ECONOMY

Greece said to order creditor payments as banks reopen doors

Greece said to order creditor payments as banks reopen doors

Greece gave the order to repay 6.8 billion euros ($7.4 billion) to creditors after last week’s tentative bailout deal, the Finance Ministry said, as Greek banks reopened three weeks after closing to prevent economic collapse.

The payments ordered Monday by the Greek government include money owed to the European Central Bank, the International Monetary Fund and Greece’s central bank, said a Finance Ministry official who asked not to be identified in line with government policy. Greek financial markets remain closed, the country’s market regulator said in an e-mailed statement.
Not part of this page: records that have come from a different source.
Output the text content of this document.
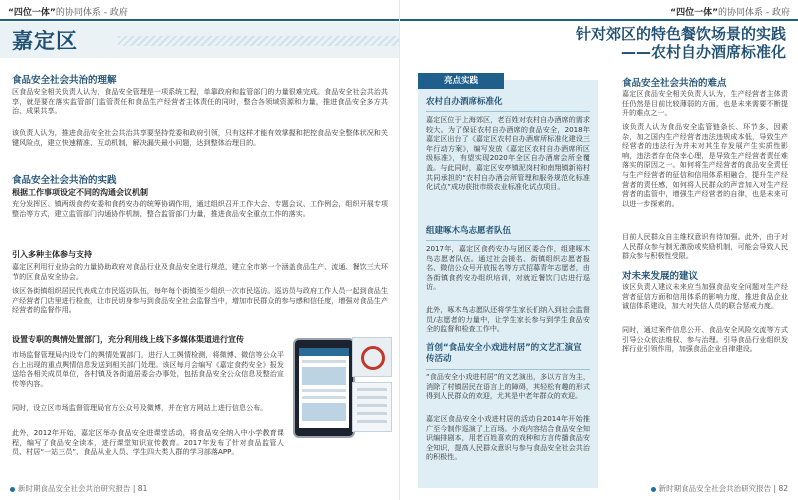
“四位一体”的协同体系 - 政府
嘉定区
食品安全社会共治的理解
区食品安全相关负责人认为，食品安全管理是一项系统工程，单靠政府和监管部门的力量很难完成。食品安全社会共治共享，就是要在落实监管部门监管责任和食品生产经营者主体责任的同时，整合各领域资源和力量，推进食品安全多方共治、成果共享。
该负责人认为，推进食品安全社会共治共享要坚持党委和政府引领，只有这样才能有效掌握和把控食品安全整体状况和关键风险点，建立快速精准、互动机制，解决漏失最小问题，达到整体治理目的。
食品安全社会共治的实践
根据工作事项设定不同的沟通会议机制
充分发挥区、镇两级食药安委和食药安办的统筹协调作用，通过组织召开工作大会、专题会议、工作例会，组织开展专项整治等方式，建立监管部门沟通协作机制，整合监管部门力量，推进食品安全重点工作的落实。
引入多种主体参与支持
嘉定区利用行业协会的力量协助政府对食品行业及食品安全进行规范，建立全市第一个涵盖食品生产、流通、餐饮三大环节的区食品安全协会。
该区各街镇组织居民代表成立市民巡访队伍，每年每个街镇至少组织一次市民巡访。巡访员与政府工作人员一起到食品生产经营者门店里进行检查，让市民切身参与到食品安全社会监督当中，增加市民群众的参与感和信任度，增强对食品生产经营者的监督作用。
设置专职的舆情处置部门，充分利用线上线下多媒体渠道进行宣传
市场监督管理局内设专门的舆情处置部门，进行人工舆情检测，将微博、微信等公众平台上出现的重点舆情信息发送到相关部门处理。该区每月会编写《嘉定食药安全》报发送给各相关成员单位，各村镇及各街道居委会办事处，包括食品安全公众信息及整治宣传等内容。
同时，设立区市场监督管理局官方公众号及微博，并在官方网站上进行信息公布。
此外，2012年开始，嘉定区举办食品安全进课堂活动，将食品安全纳入中小学教育课程，编写了食品安全读本，进行课堂知识宣传教育。2017年发布了针对食品监管人员、村居“一站三员”、食品从业人员、学生四大类人群的学习部落APP。
新时期食品安全社会共治研究报告 | 81
“四位一体”的协同体系 - 政府
针对郊区的特色餐饮场景的实践
——农村自办酒席标准化
亮点实践
农村自办酒席标准化
嘉定区位于上海郊区，老百姓对农村自办酒席的需求较大。为了保证农村自办酒席的食品安全，2018年嘉定区出台了《嘉定区农村自办酒席所标准化建设三年行动方案》，编写发放《嘉定区农村自办酒席所区级标准》，有望实现2020年全区自办酒席会所全覆盖。与此同时，嘉定区安亭镇泥岗村和南翔镇新裕村共同承担的“农村自办酒会所管理和服务规范化标准化试点”成功获批市级农业标准化试点项目。
组建啄木鸟志愿者队伍
2017年，嘉定区食药安办与团区委合作，组建啄木鸟志愿者队伍。通过社会援名、街镇组织志愿者报名、微信公众号开放报名等方式招募青年志愿者，由各街镇食药安办组织培训，对就近餐饮门店进行巡访。
此外，啄木鸟志愿队还将学生家长们纳入到社会监督员/志愿者的力量中，让学生家长参与到学生食品安全的监督和检查工作中。
首创“食品安全小戏进村居”的文艺汇演宣传活动
“食品安全小戏进村居”的文艺演出，多以方言为主，消除了村镇居民在语言上的障碍，其轻松有趣的形式得到人民群众的欢迎，尤其是中老年群众的欢迎。
嘉定区食品安全小戏进村居的活动自2014年开始推广至今制作巡演了上百场。小戏内容结合食品安全知识编排剧本，用老百姓喜欢的戏种和方言传播食品安全知识，提高人民群众意识与参与食品安全社会共治的积极性。
食品安全社会共治的难点
嘉定区食品安全相关负责人认为，生产经营者主体责任仍然是目前比较薄弱的方面，也是未来需要不断提升的难点之一。
该负责人认为食品安全监管链条长、环节多、因素杂，加之国内生产经营者违法违规成本低，导致生产经营者的违法行为并未对其生存发展产生实质性影响，违法者存在侥幸心理，是导致生产经营者责任难落实的原因之一。如何将生产经营者的食品安全责任与生产经营者的征信和信用体系相融合，提升生产经营者的责任感，如何将人民群众的声音加入对生产经营者的监管中，增强生产经营者的自律，也是未来可以进一步探索的。
目前人民群众自主维权意识有待加强。此外，由于对人民群众参与制无激励或奖励机制，可能会导致人民群众参与积极性受限。
对未来发展的建议
该区负责人建议未来应当加强食品安全问题对生产经营者征信方面和信用体系的影响力度，推进食品企业诚信体系建设，加大对失信人员的联合惩戒力度。
同时，通过案件信息公开、食品安全风险交流等方式引导公众依法维权、参与治理。引导食品行业组织发挥行业引领作用，加强食品企业自律建设。
新时期食品安全社会共治研究报告 | 82
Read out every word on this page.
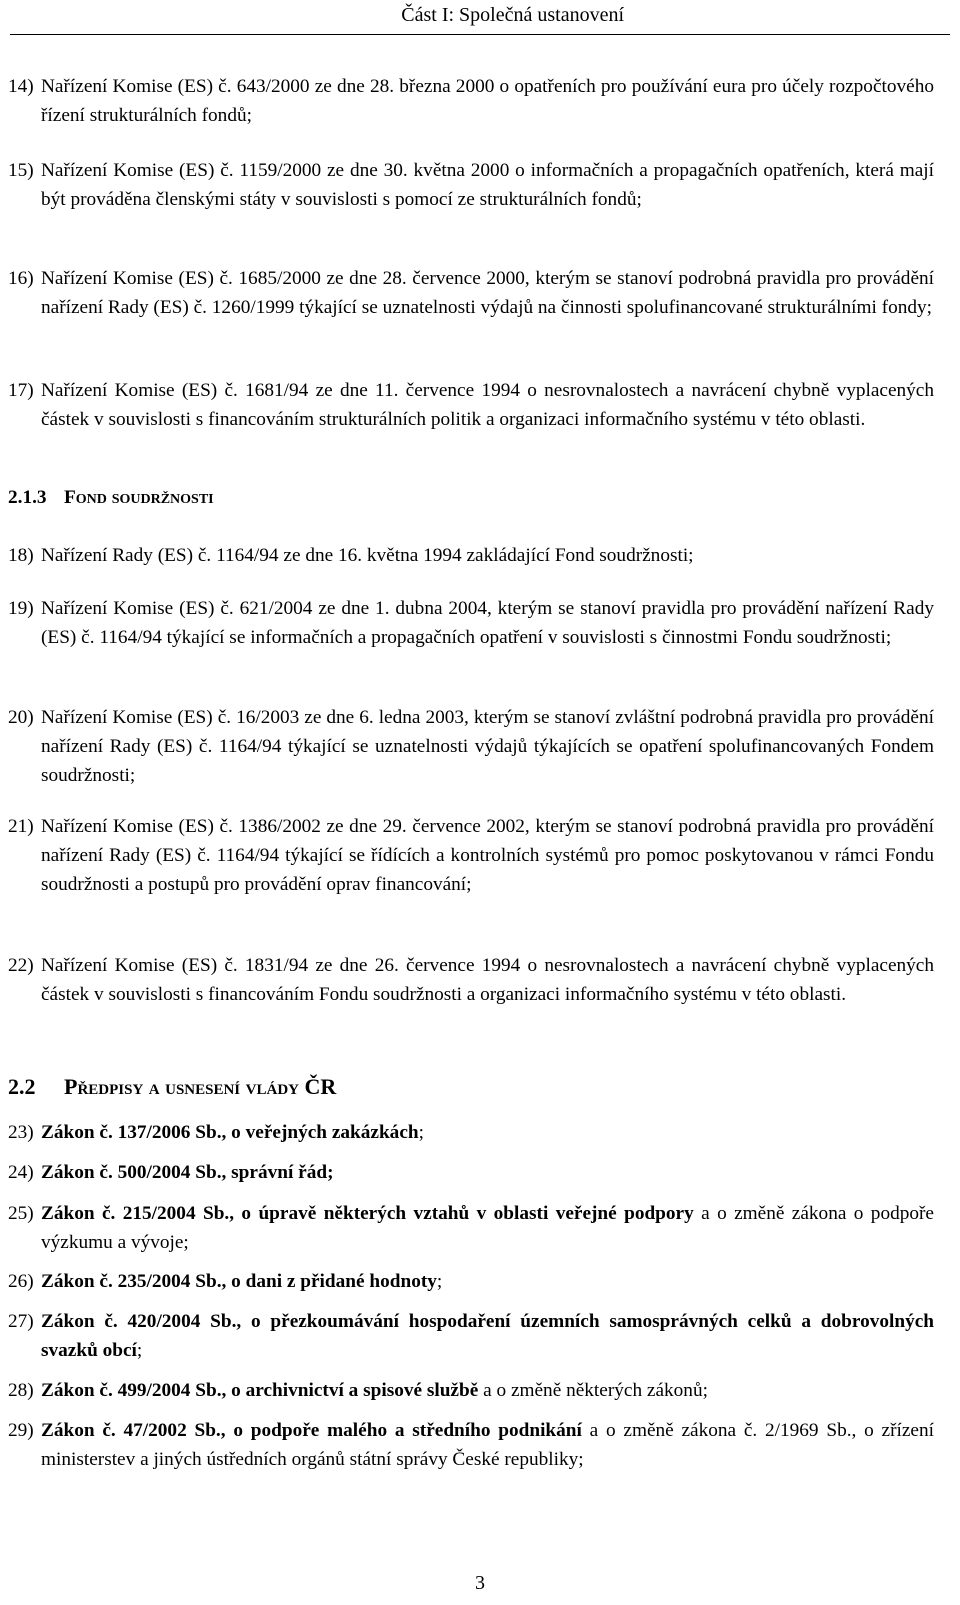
Část I: Společná ustanovení
14) Nařízení Komise (ES) č. 643/2000 ze dne 28. března 2000 o opatřeních pro používání eura pro účely rozpočtového řízení strukturálních fondů;
15) Nařízení Komise (ES) č. 1159/2000 ze dne 30. května 2000 o informačních a propagačních opatřeních, která mají být prováděna členskými státy v souvislosti s pomocí ze strukturálních fondů;
16) Nařízení Komise (ES) č. 1685/2000 ze dne 28. července 2000, kterým se stanoví podrobná pravidla pro provádění nařízení Rady (ES) č. 1260/1999 týkající se uznatelnosti výdajů na činnosti spolufinancované strukturálními fondy;
17) Nařízení Komise (ES) č. 1681/94 ze dne 11. července 1994 o nesrovnalostech a navrácení chybně vyplacených částek v souvislosti s financováním strukturálních politik a organizaci informačního systému v této oblasti.
2.1.3 Fond soudržnosti
18) Nařízení Rady (ES) č. 1164/94 ze dne 16. května 1994 zakládající Fond soudržnosti;
19) Nařízení Komise (ES) č. 621/2004 ze dne 1. dubna 2004, kterým se stanoví pravidla pro provádění nařízení Rady (ES) č. 1164/94 týkající se informačních a propagačních opatření v souvislosti s činnostmi Fondu soudržnosti;
20) Nařízení Komise (ES) č. 16/2003 ze dne 6. ledna 2003, kterým se stanoví zvláštní podrobná pravidla pro provádění nařízení Rady (ES) č. 1164/94 týkající se uznatelnosti výdajů týkajících se opatření spolufinancovaných Fondem soudržnosti;
21) Nařízení Komise (ES) č. 1386/2002 ze dne 29. července 2002, kterým se stanoví podrobná pravidla pro provádění nařízení Rady (ES) č. 1164/94 týkající se řídících a kontrolních systémů pro pomoc poskytovanou v rámci Fondu soudržnosti a postupů pro provádění oprav financování;
22) Nařízení Komise (ES) č. 1831/94 ze dne 26. července 1994 o nesrovnalostech a navrácení chybně vyplacených částek v souvislosti s financováním Fondu soudržnosti a organizaci informačního systému v této oblasti.
2.2 Předpisy a usnesení vlády ČR
23) Zákon č. 137/2006 Sb., o veřejných zakázkách;
24) Zákon č. 500/2004 Sb., správní řád;
25) Zákon č. 215/2004 Sb., o úpravě některých vztahů v oblasti veřejné podpory a o změně zákona o podpoře výzkumu a vývoje;
26) Zákon č. 235/2004 Sb., o dani z přidané hodnoty;
27) Zákon č. 420/2004 Sb., o přezkoumávání hospodaření územních samosprávných celků a dobrovolných svazků obcí;
28) Zákon č. 499/2004 Sb., o archivnictví a spisové službě a o změně některých zákonů;
29) Zákon č. 47/2002 Sb., o podpoře malého a středního podnikání a o změně zákona č. 2/1969 Sb., o zřízení ministerstev a jiných ústředních orgánů státní správy České republiky;
3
As withdrawal limits and restrictions on transfers remain in place, people in Athens lined up at banks for basic services such as payment orders and check deposits.

While Greeks are seeing the first signs of stabilization, talks on the aid program lie ahead and German Chancellor Angela Merkel said any debt relief has to wait until Greece meets the terms of the first round of the new bailout.

“When the first successful assessment of the program being negotiated now is completed, exactly this question will be discussed,” Merkel said Sunday in an interview on German television. “Not now, but then.”

While the bailout agreed upon last weekend has split the government of Prime Minister Alexis Tsipras, it also cleared the ECB to inject more funds into Greece’s financial system. Banks can now replace the daily cash withdrawal limit of 60 euros with a weekly limit of 420 euros, though transfers abroad from Greek accounts remain banned.

Greece’s financial strain eased after the ECB approved emergency financing and the European Union completed plans for a bridge loan. The stopgap funding will shore up the Greek economy during talks on a full three-year rescue program worth as much as 86 billion euros.

Merkel said bailout talks need to move swiftly. She pledged to do “everything” to reach an agreement, though her government would act “firmly” to ensure Greece carries out reforms.